Saving Lives, Not Dollars
Illinois, where I live and work, is one of three states that do not require motorcyclists to wear helmets. Every two years our legislators take up such a law, but routinely vote it down. Their simple logic seems to be that if people want to kill themselves, fine, let them do it.
During this year's debate one of our local radio stations interviewed a spokesman for the right not to wear a helmet lobby. The reporter sharply probed the issue. As you might expect, they differed on the potential harm to the state's economy and budget through diminished motorcycle sales. They differed on the higher costs of hospital bills, insurance bills, and taxes. They differed on the potential loss of federal payouts to Illinois.
Suddenly, I felt like yelling, "Hey, you guys! Why don't you argue about crushed brains, destroyed lives and families, lifetime disabilities, and death itself? Are these irrelevant? Can't you debate the value of a human life? Why are dollars the only issue?"

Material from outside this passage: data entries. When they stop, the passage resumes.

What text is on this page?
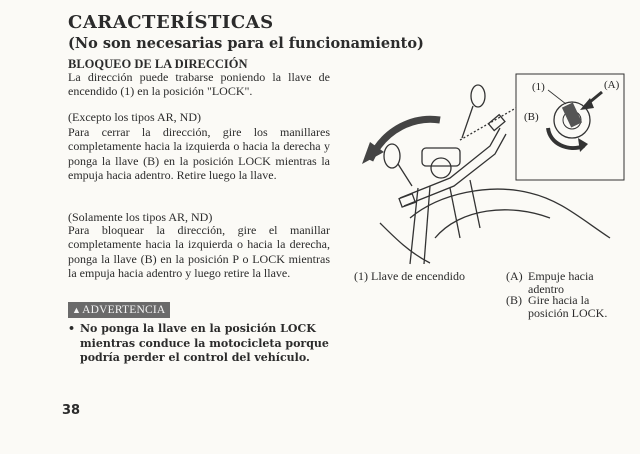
CARACTERÍSTICAS
(No son necesarias para el funcionamiento)
BLOQUEO DE LA DIRECCIÓN

La dirección puede trabarse poniendo la llave de encendido (1) en la posición "LOCK".

(Excepto los tipos AR, ND)

Para cerrar la dirección, gire los manillares completamente hacia la izquierda o hacia la derecha y ponga la llave (B) en la posición LOCK mientras la empuja hacia adentro. Retire luego la llave.

(Solamente los tipos AR, ND)

Para bloquear la dirección, gire el manillar completamente hacia la izquierda o hacia la derecha, ponga la llave (B) en la posición P o LOCK mientras la empuja hacia adentro y luego retire la llave.

▲ADVERTENCIA
• No ponga la llave en la posición LOCK mientras conduce la motocicleta porque podría perder el control del vehículo.
38
(1)	(A)
(B)
(1) Llave de encendido	(A) Empuje hacia adentro
(B) Gire hacia la posición LOCK.
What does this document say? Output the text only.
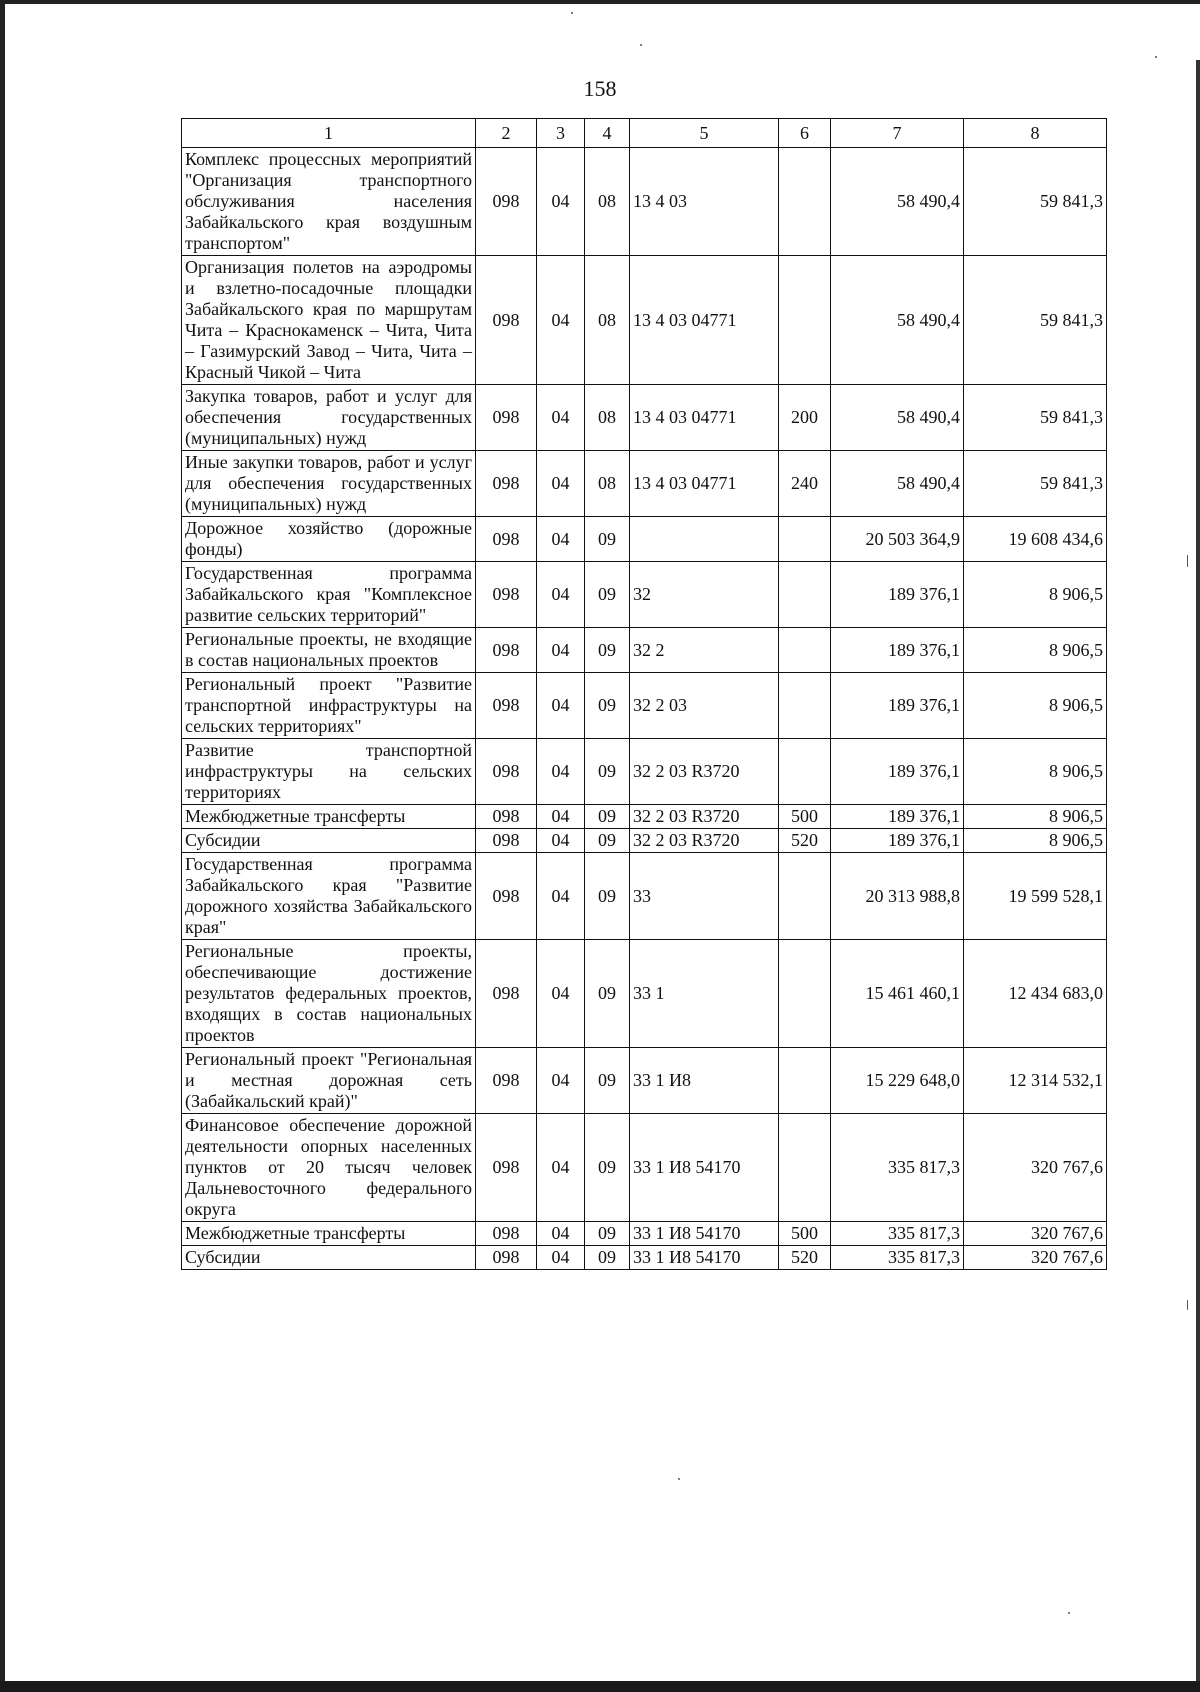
158
1	2	3	4	5	6	7	8
Комплекс процессных мероприятий "Организация транспортного обслуживания населения Забайкальского края воздушным транспортом"	098	04	08	13 4 03		58 490,4	59 841,3
Организация полетов на аэродромы и взлетно-посадочные площадки Забайкальского края по маршрутам Чита – Краснокаменск – Чита, Чита – Газимурский Завод – Чита, Чита – Красный Чикой – Чита	098	04	08	13 4 03 04771		58 490,4	59 841,3
Закупка товаров, работ и услуг для обеспечения государственных (муниципальных) нужд	098	04	08	13 4 03 04771	200	58 490,4	59 841,3
Иные закупки товаров, работ и услуг для обеспечения государственных (муниципальных) нужд	098	04	08	13 4 03 04771	240	58 490,4	59 841,3
Дорожное хозяйство (дорожные фонды)	098	04	09			20 503 364,9	19 608 434,6
Государственная программа Забайкальского края "Комплексное развитие сельских территорий"	098	04	09	32		189 376,1	8 906,5
Региональные проекты, не входящие в состав национальных проектов	098	04	09	32 2		189 376,1	8 906,5
Региональный проект "Развитие транспортной инфраструктуры на сельских территориях"	098	04	09	32 2 03		189 376,1	8 906,5
Развитие транспортной инфраструктуры на сельских территориях	098	04	09	32 2 03 R3720		189 376,1	8 906,5
Межбюджетные трансферты	098	04	09	32 2 03 R3720	500	189 376,1	8 906,5
Субсидии	098	04	09	32 2 03 R3720	520	189 376,1	8 906,5
Государственная программа Забайкальского края "Развитие дорожного хозяйства Забайкальского края"	098	04	09	33		20 313 988,8	19 599 528,1
Региональные проекты, обеспечивающие достижение результатов федеральных проектов, входящих в состав национальных проектов	098	04	09	33 1		15 461 460,1	12 434 683,0
Региональный проект "Региональная и местная дорожная сеть (Забайкальский край)"	098	04	09	33 1 И8		15 229 648,0	12 314 532,1
Финансовое обеспечение дорожной деятельности опорных населенных пунктов от 20 тысяч человек Дальневосточного федерального округа	098	04	09	33 1 И8 54170		335 817,3	320 767,6
Межбюджетные трансферты	098	04	09	33 1 И8 54170	500	335 817,3	320 767,6
Субсидии	098	04	09	33 1 И8 54170	520	335 817,3	320 767,6
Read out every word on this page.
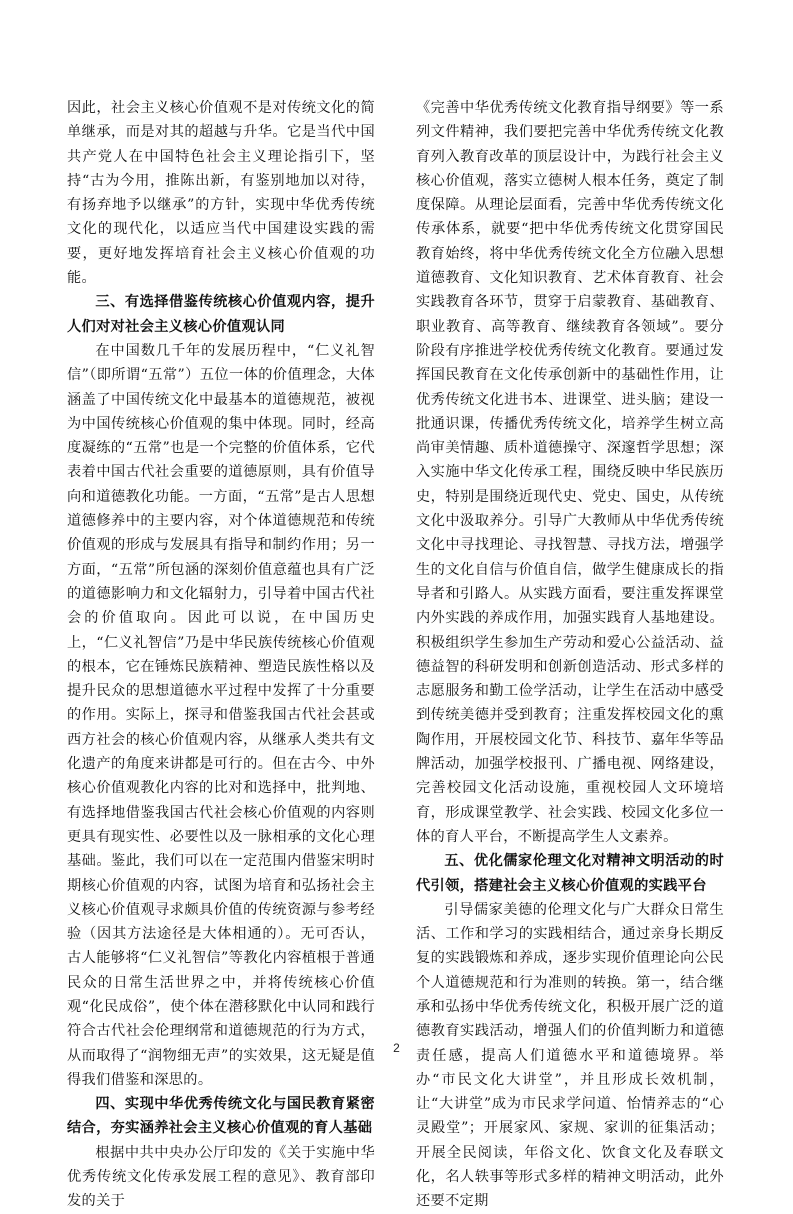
因此，社会主义核心价值观不是对传统文化的简单继承，而是对其的超越与升华。它是当代中国共产党人在中国特色社会主义理论指引下，坚持“古为今用，推陈出新，有鉴别地加以对待，有扬弃地予以继承”的方针，实现中华优秀传统文化的现代化，以适应当代中国建设实践的需要，更好地发挥培育社会主义核心价值观的功能。

三、有选择借鉴传统核心价值观内容，提升人们对对社会主义核心价值观认同

在中国数几千年的发展历程中，“仁义礼智信”（即所谓“五常”）五位一体的价值理念，大体涵盖了中国传统文化中最基本的道德规范，被视为中国传统核心价值观的集中体现。同时，经高度凝练的“五常”也是一个完整的价值体系，它代表着中国古代社会重要的道德原则，具有价值导向和道德教化功能。一方面，“五常”是古人思想道德修养中的主要内容，对个体道德规范和传统价值观的形成与发展具有指导和制约作用；另一方面，“五常”所包涵的深刻价值意蕴也具有广泛的道德影响力和文化辐射力，引导着中国古代社会的价值取向。因此可以说，在中国历史上，“仁义礼智信”乃是中华民族传统核心价值观的根本，它在锤炼民族精神、塑造民族性格以及提升民众的思想道德水平过程中发挥了十分重要的作用。实际上，探寻和借鉴我国古代社会甚或西方社会的核心价值观内容，从继承人类共有文化遗产的角度来讲都是可行的。但在古今、中外核心价值观教化内容的比对和选择中，批判地、有选择地借鉴我国古代社会核心价值观的内容则更具有现实性、必要性以及一脉相承的文化心理基础。鉴此，我们可以在一定范围内借鉴宋明时期核心价值观的内容，试图为培育和弘扬社会主义核心价值观寻求颇具价值的传统资源与参考经验（因其方法途径是大体相通的）。无可否认，古人能够将“仁义礼智信”等教化内容植根于普通民众的日常生活世界之中，并将传统核心价值观“化民成俗”，使个体在潜移默化中认同和践行符合古代社会伦理纲常和道德规范的行为方式，从而取得了“润物细无声”的实效果，这无疑是值得我们借鉴和深思的。

四、实现中华优秀传统文化与国民教育紧密结合，夯实涵养社会主义核心价值观的育人基础

根据中共中央办公厅印发的《关于实施中华优秀传统文化传承发展工程的意见》、教育部印发的关于

《完善中华优秀传统文化教育指导纲要》等一系列文件精神，我们要把完善中华优秀传统文化教育列入教育改革的顶层设计中，为践行社会主义核心价值观，落实立德树人根本任务，奠定了制度保障。从理论层面看，完善中华优秀传统文化传承体系，就要“把中华优秀传统文化贯穿国民教育始终，将中华优秀传统文化全方位融入思想道德教育、文化知识教育、艺术体育教育、社会实践教育各环节，贯穿于启蒙教育、基础教育、职业教育、高等教育、继续教育各领域”。要分阶段有序推进学校优秀传统文化教育。要通过发挥国民教育在文化传承创新中的基础性作用，让优秀传统文化进书本、进课堂、进头脑；建设一批通识课，传播优秀传统文化，培养学生树立高尚审美情趣、质朴道德操守、深邃哲学思想；深入实施中华文化传承工程，围绕反映中华民族历史，特别是围绕近现代史、党史、国史，从传统文化中汲取养分。引导广大教师从中华优秀传统文化中寻找理论、寻找智慧、寻找方法，增强学生的文化自信与价值自信，做学生健康成长的指导者和引路人。从实践方面看，要注重发挥课堂内外实践的养成作用，加强实践育人基地建设。积极组织学生参加生产劳动和爱心公益活动、益德益智的科研发明和创新创造活动、形式多样的志愿服务和勤工俭学活动，让学生在活动中感受到传统美德并受到教育；注重发挥校园文化的熏陶作用，开展校园文化节、科技节、嘉年华等品牌活动，加强学校报刊、广播电视、网络建设，完善校园文化活动设施，重视校园人文环境培育，形成课堂教学、社会实践、校园文化多位一体的育人平台，不断提高学生人文素养。

五、优化儒家伦理文化对精神文明活动的时代引领，搭建社会主义核心价值观的实践平台

引导儒家美德的伦理文化与广大群众日常生活、工作和学习的实践相结合，通过亲身长期反复的实践锻炼和养成，逐步实现价值理论向公民个人道德规范和行为准则的转换。第一，结合继承和弘扬中华优秀传统文化，积极开展广泛的道德教育实践活动，增强人们的价值判断力和道德责任感，提高人们道德水平和道德境界。举办“市民文化大讲堂”，并且形成长效机制，让“大讲堂”成为市民求学问道、怡情养志的“心灵殿堂”；开展家风、家规、家训的征集活动；开展全民阅读，年俗文化、饮食文化及春联文化，名人轶事等形式多样的精神文明活动，此外还要不定期

2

Like a boomerang, my challenge to the debaters came winging back and smashed me in the face. In our passionate debates about missionary work, what are we liable to argue the most about--dollars or lost lives? Let's honestly admit how often dollars dominate our discussions. Dollars dominate our plans. Dollars dictate our strategies. Dollars decide who goes to the field and who doesn't, what gets done and what doesn't, what gets built and what doesn't, who stays on the payroll and who doesn't.
Dollars corrupt our relations with churches overseas. Dollars eat up our people. Dollars consume the brains and energies of our most talented leaders. Dollars shape our prayer letters and our furloughs. Dollars decide who's in charge and who takes orders.
Meanwhile, all over the world people's lives are snuffed out like so many motorcyclists ramming into trailers, trucks, and trees. These are the people who supposedly God has called us to save. What are they worth? Where do they figure in our plans?
Our task, it seems to me, must be to shift our missiological field glasses away from dollars and toward human beings. They must occupy center stage on our agendas. When we think, plan, and pray, we must think, plan and pray people, not budgets.
The world's people must be resuscitated from sterile numbers and become living, breathing, dying human beings just like ourselves. Our statistical charts show "hidden," or unreached peoples. We are urged to adopt a people. These people march across our literature like so many little ducks in the old-time shooting galleries in the penny arcades. We even identify them as targets.
Our new missionaries are well indoctrinated in this bloodless agenda. We risk making missions a sanitary, soulless science, devoid of life- saving transfusions. In our rush "to get the job done" we scamper around the globe like circus advance men handing out tracts, claiming to have evangelized someone.
Mission, in the biblical sense, means suffering and bleeding for our fellow sufferers and bleeders. It means hours, days, weeks, and years of loving someone, whether this person takes our tracts or not.
Our next consultation should not be on the crisis of missionary support, but on the tragic shortfall in listening, loving, and serving skills. How do we discover someone's hurts, fears, and deeply held traditions? We ought not to send anyone as a missionary who has not earned some credibility with some unbelievers somewhere. Our experts should be those who have clothed themselves in the feelings and convictions of other people.
We must not permit money to upstage human lives on our missions agendas. The question is not what it costs to require helmets, but how many lives it saves.